Hinzu komme eine massive Abhängigkeit von externen Kapitalgebern: Über 54 Prozent der französischen Staatsschulden würden von Ausländern gehalten. Bei einer Staatsquote von 58 Prozent sei das eine gefährliche Konstellation. „Nur Kiribati und Mikronesien haben höhere Staatsquoten“, so der Schotte trocken.

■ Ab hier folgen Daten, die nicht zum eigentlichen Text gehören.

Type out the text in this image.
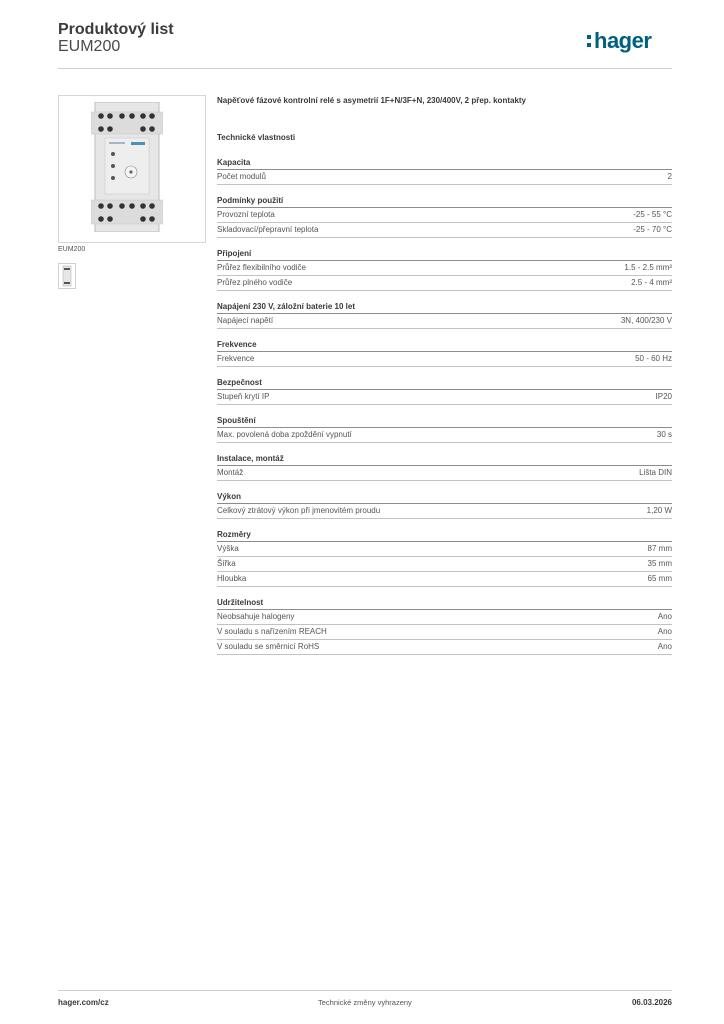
Produktový list
EUM200	hager
EUM200

Napěťové fázové kontrolní relé s asymetrií 1F+N/3F+N, 230/400V, 2 přep. kontakty

Technické vlastnosti

Kapacita
Počet modulů	2
Podmínky použití
Provozní teplota	-25 - 55 °C
Skladovací/přepravní teplota	-25 - 70 °C
Připojení
Průřez flexibilního vodiče	1.5 - 2.5 mm²
Průřez plného vodiče	2.5 - 4 mm²
Napájení 230 V, záložní baterie 10 let
Napájecí napětí	3N, 400/230 V
Frekvence
Frekvence	50 - 60 Hz
Bezpečnost
Stupeň krytí IP	IP20
Spouštění
Max. povolená doba zpoždění vypnutí	30 s
Instalace, montáž
Montáž	Lišta DIN
Výkon
Celkový ztrátový výkon při jmenovitém proudu	1,20 W
Rozměry
Výška	87 mm
Šířka	35 mm
Hloubka	65 mm
Udržitelnost
Neobsahuje halogeny	Ano
V souladu s nařízením REACH	Ano
V souladu se směrnicí RoHS	Ano
hager.com/cz	Technické změny vyhrazeny	06.03.2026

Er macht dafür auch die Politik der EZB verantwortlich: Die Kapitalflüsse aus Deutschland, begünstigt durch niedrige Zinsen und fehlende Rendite-Alternativen, hätten Frankreich über Jahre hinweg stabilisiert. Doch mit dem Auslaufen der Anleihekaufprogramme und steigenden Emissionen deutscher Staatsanleihen verschiebe sich dieses Gleichgewicht. „Die Ersparnisse der Welt kehren heim“, so Napier. Für Frankreich bedeutet das: Finanzierung wird schwieriger, teurer – im Extremfall droht Illiquidität.
Kapitalbindung durch Regulierung
Napier geht davon aus, dass die nächste Phase von Kapitalbindung nicht durch Zinsmanipulation, sondern durch Regulierung erfolgen wird. Denkbar sei etwa, steuerlich geförderte Anlagevehikel – etwa Lebensversicherungen oder Pensionsfonds – zur Investition in heimische Assets zu verpflichten. Großbritannien diskutiere bereits, ob bestimmte Steuerprivilegien nur bei nationaler Asset-Allokation gewährt werden sollen. „Sie denken wie ein Politiker, wenn Sie das in Erwägung ziehen – das ist gut“, antwortete Napier auf eine entsprechende Frage aus dem Publikum. In einer Welt, in der institutionelle Anleger den Großteil der Märkte dominieren, sei Kapitallenkung heute einfacher denn je. Die Instrumente seien bekannt – aus der Zeit von 1945 bis 1979, als Kapitalverkehrskontrollen in vielen westlichen Ländern gang und gäbe waren.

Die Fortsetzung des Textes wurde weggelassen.